D.C. Attorney General Irvin Nathan took the stand Wednesday in a federal obstruction of justice investigation telling the court his office has done "nothing wrong".
Nathan was the final and highest ranking witness in an on-going legal battle over the District’s handling of evidence in the illegal arrests of hundreds of people in Pershing Park back in 2002.
The obstruction of justice investigation, now in its third year, is trying to get to the bottom of claims lawyers in the office of the attorney general filed false documents with the court and were repeatedly less than ethical in the handling of evidence in the case.
Claims Attorney General Nathan said were false.
For the last ten years and counting Jonathan Turley and an office of lawyers have been digging and digging and digging into a case that has had more twists and turns than a grand prix race.
Through a federal court lawsuit filed on behalf of people wrongly arrested in Pershing Park in September of 2002 Turley and others have tried to learn who edited tapes of the police radio traffic that day and disposed of video footage shot by police.
But at the center of the dispute has been a police document called the "running resume" which was missing for years and contained crucial information about what happened that day.
There is also evidence someone tried to delete it from a police database but it took more than two months before anyone in the attorney generals office notified the court.
Nathan told the judge Chief Cathy Lanier told him there would be an investigation into the attempted deletion which contradicts the chief’s testimony from last month.
On the stand, Irvan Nathan said he had no regrets with the way it was handled.
"What I said is I testified fully and completely, voluntarily about all of the aspects of the Chang case and I am confident the court will reach a reasoned and accurate decision about this matter”, said Nathan in a brief interview outside the federal courthouse, “I think our lawyers have acted ethically and responsibly in this matter during the time i have been the attorney general including Terry Ryan".
Terry Ryan is the chief counsel for the D.C. Police department and has been at the center of the misconduct allegations along with other lawyers working for the attorney general.
"Well, we were surprised by his testimony but much of this case has surprised us", said plaintiffs’ attorney Jonathan Turley.
Turley and his team of lawyers will now put what they believe to be the facts of the case in writing and get them to magistrate Judge John Facciola by early July.
"We are happy that Judge Facciola will now have the entire record including Mr.

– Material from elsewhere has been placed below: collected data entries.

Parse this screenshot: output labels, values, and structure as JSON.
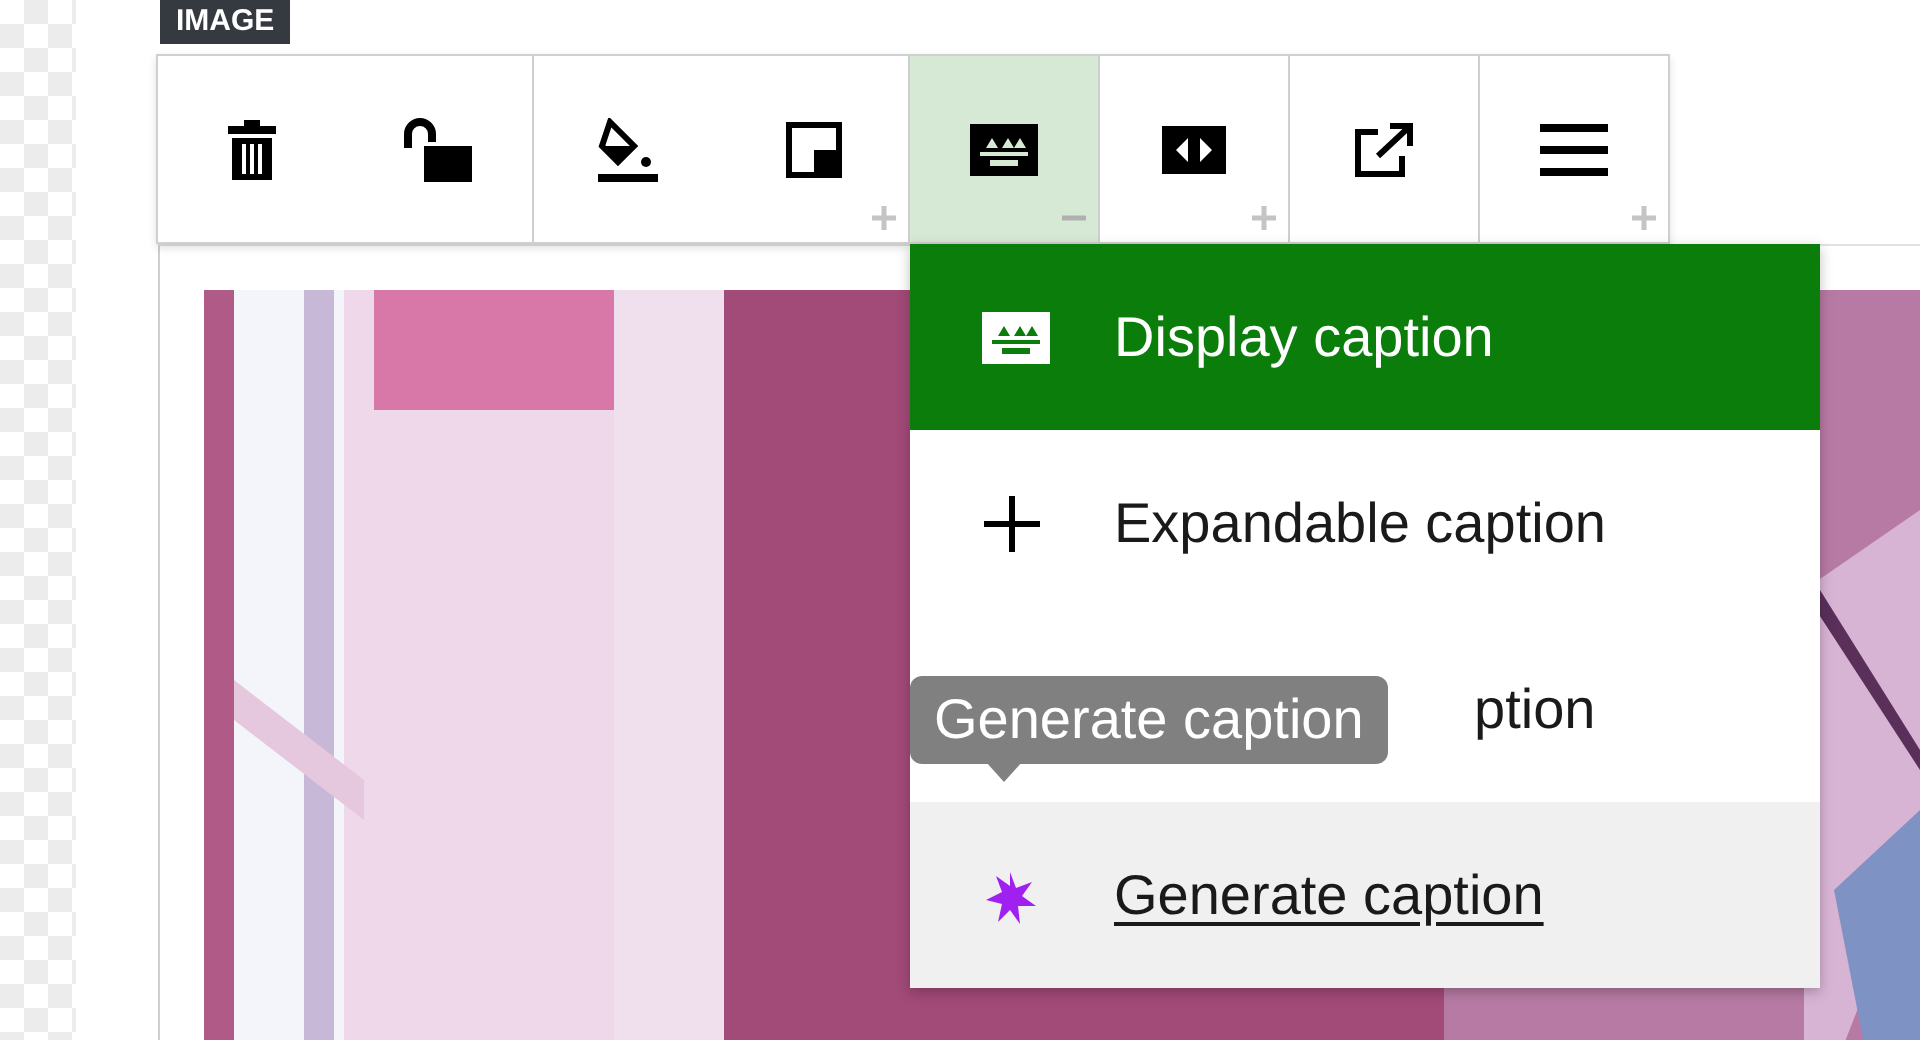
{
  "badge": "IMAGE",
  "toolbar": {
    "groups": [
      {
        "buttons": [
          {
            "kind": "plain",
            "selected": false
          },
          {
            "kind": "plain",
            "selected": false
          }
        ]
      },
      {
        "buttons": [
          {
            "kind": "plain",
            "selected": false
          },
          {
            "kind": "plus",
            "selected": false
          }
        ]
      },
      {
        "buttons": [
          {
            "kind": "minus",
            "selected": true
          }
        ]
      },
      {
        "buttons": [
          {
            "kind": "plus",
            "selected": false
          }
        ]
      },
      {
        "buttons": [
          {
            "kind": "plain",
            "selected": false
          }
        ]
      },
      {
        "buttons": [
          {
            "kind": "plus",
            "selected": false
          }
        ]
      }
    ]
  },
  "menu": {
    "items": [
      {
        "kind": "full",
        "label": "Display caption",
        "selected": true,
        "highlighted": false
      },
      {
        "kind": "full",
        "label": "Expandable caption",
        "selected": false,
        "highlighted": false
      },
      {
        "kind": "covered",
        "label": "ption",
        "selected": false,
        "highlighted": false
      },
      {
        "kind": "full",
        "label": "Generate caption",
        "selected": false,
        "highlighted": true
      }
    ]
  },
  "tooltip": {
    "text": "Generate caption"
  }
}
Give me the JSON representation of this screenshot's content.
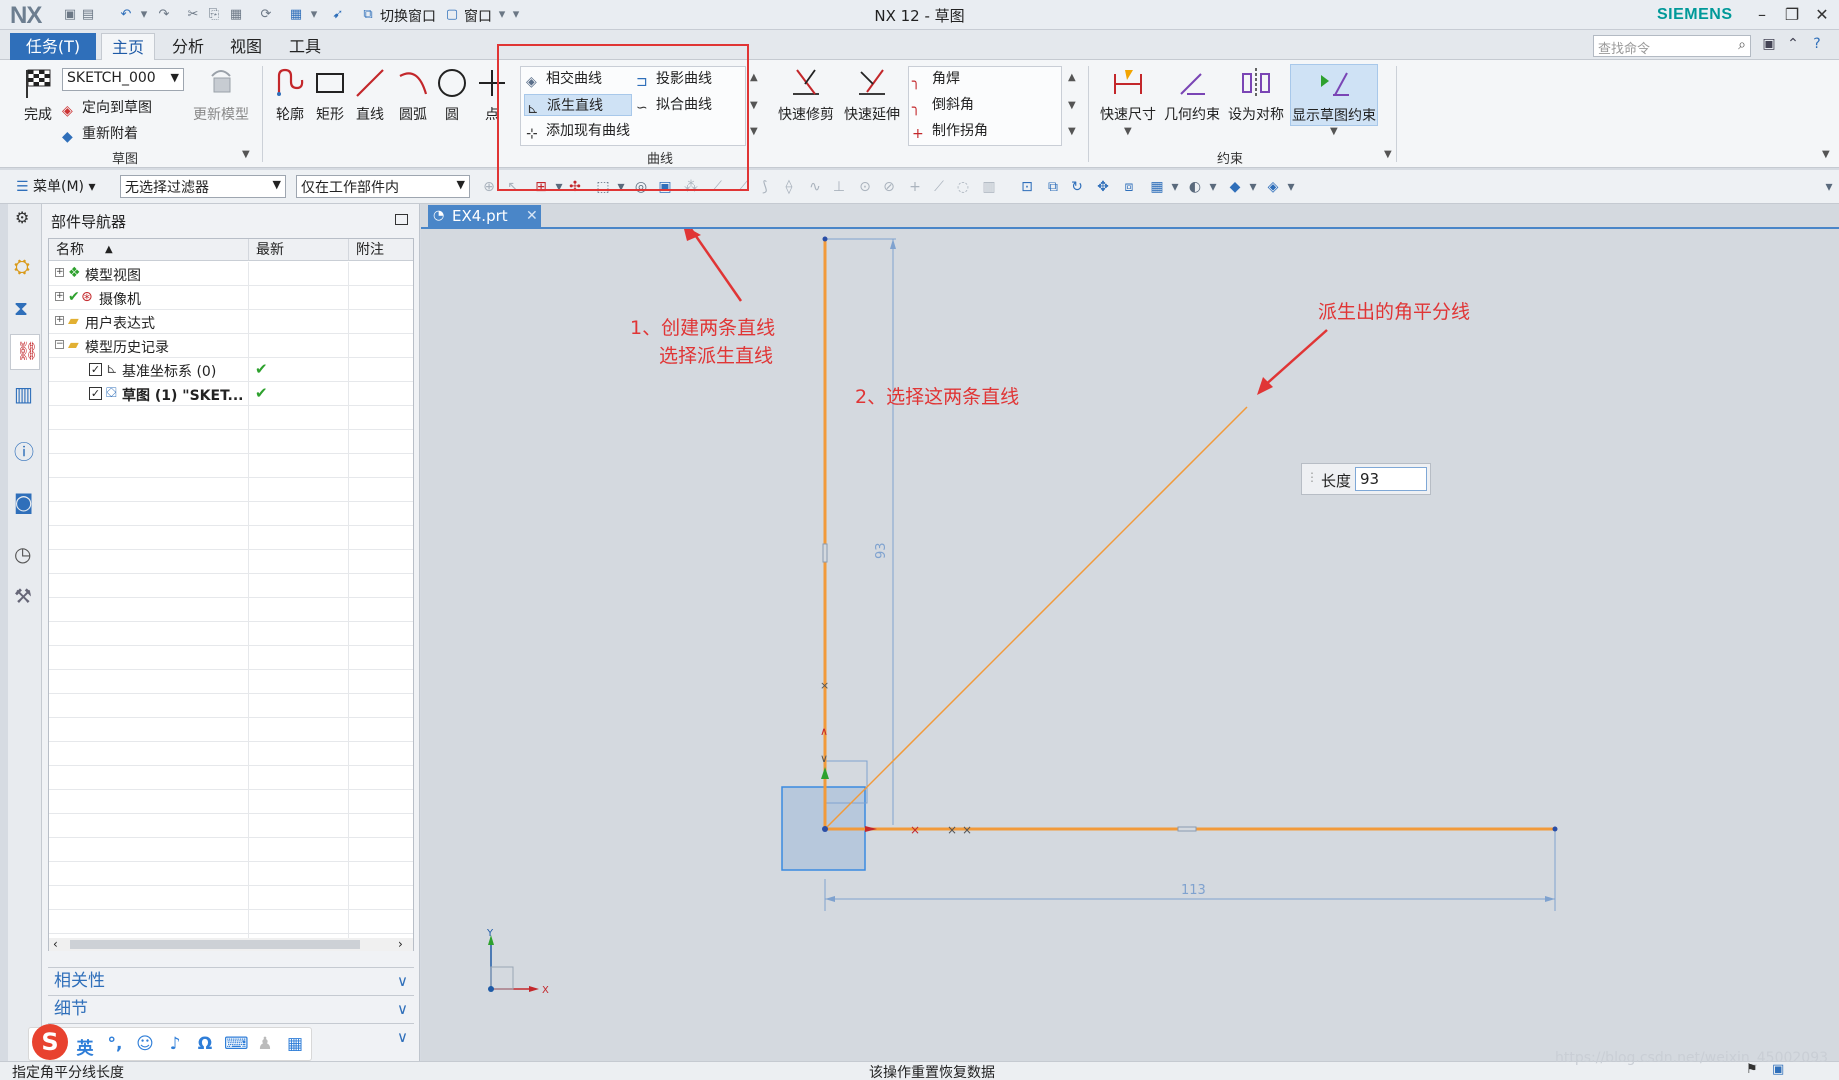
{
  "app": {
    "logo": "NX",
    "title": "NX 12 - 草图",
    "brand": "SIEMENS"
  },
  "quick_access": {
    "switch_window": "切换窗口",
    "window": "窗口"
  },
  "ribbon_tabs": {
    "task": "任务(T)",
    "tabs": [
      "主页",
      "分析",
      "视图",
      "工具"
    ]
  },
  "search": {
    "placeholder": "查找命令"
  },
  "ribbon": {
    "sketch_group": {
      "finish": "完成",
      "sketch_name": "SKETCH_000",
      "orient_to_sketch": "定向到草图",
      "reattach": "重新附着",
      "update_model": "更新模型",
      "label": "草图"
    },
    "draw": [
      "轮廓",
      "矩形",
      "直线",
      "圆弧",
      "圆",
      "点"
    ],
    "curve_group": {
      "intersection_curve": "相交曲线",
      "project_curve": "投影曲线",
      "derived_lines": "派生直线",
      "fit_curve": "拟合曲线",
      "add_existing_curves": "添加现有曲线",
      "label": "曲线"
    },
    "edit": {
      "quick_trim": "快速修剪",
      "quick_extend": "快速延伸"
    },
    "corner": {
      "fillet": "角焊",
      "chamfer": "倒斜角",
      "make_corner": "制作拐角"
    },
    "constraints_group": {
      "rapid_dimension": "快速尺寸",
      "geometric_constraints": "几何约束",
      "make_symmetric": "设为对称",
      "show_sketch_constraints": "显示草图约束",
      "label": "约束"
    }
  },
  "toolbar2": {
    "menu": "菜单(M)",
    "selection_filter": "无选择过滤器",
    "scope": "仅在工作部件内"
  },
  "navigator": {
    "title": "部件导航器",
    "columns": [
      "名称",
      "最新",
      "附注"
    ],
    "rows": [
      {
        "name": "模型视图",
        "latest": ""
      },
      {
        "name": "摄像机",
        "latest": ""
      },
      {
        "name": "用户表达式",
        "latest": ""
      },
      {
        "name": "模型历史记录",
        "latest": ""
      },
      {
        "name": "基准坐标系 (0)",
        "latest": "✔"
      },
      {
        "name": "草图 (1) \"SKET...",
        "latest": "✔"
      }
    ],
    "sections": [
      "相关性",
      "细节",
      ""
    ]
  },
  "ime": {
    "lang": "英"
  },
  "document": {
    "tab": "EX4.prt"
  },
  "canvas": {
    "vertical_dim": "93",
    "horizontal_dim": "113",
    "axis_x": "X",
    "axis_y": "Y"
  },
  "length_input": {
    "label": "长度",
    "value": "93"
  },
  "annotations": {
    "step1_line1": "1、创建两条直线",
    "step1_line2": "选择派生直线",
    "step2": "2、选择这两条直线",
    "bisector": "派生出的角平分线"
  },
  "status": {
    "left": "指定角平分线长度",
    "center": "该操作重置恢复数据"
  },
  "watermark": "https://blog.csdn.net/weixin_45002093",
  "colors": {
    "accent": "#2f6fba",
    "sketch_orange": "#f29a3a",
    "annotation_red": "#e03535",
    "dimension_blue": "#7fa2cf"
  }
}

Nathan’s testimony before him and it will be up to judge Facciola to determine whether the office of attorney general and even the attorney general himself acted appropriately in this matter", said Tturley.
Nathan told the court there was no evidence of a crime and he feels the civil case should now move forward on the merits.
Judge Facciola was appointed what’s called the "special master" in this case and told by federal Judge Emmet Sullivan to get to the bottom of the allegations.
Judge Facciola said from the very beginning this could ultimately be a criminal matter and it will now be up to him where the case goes next.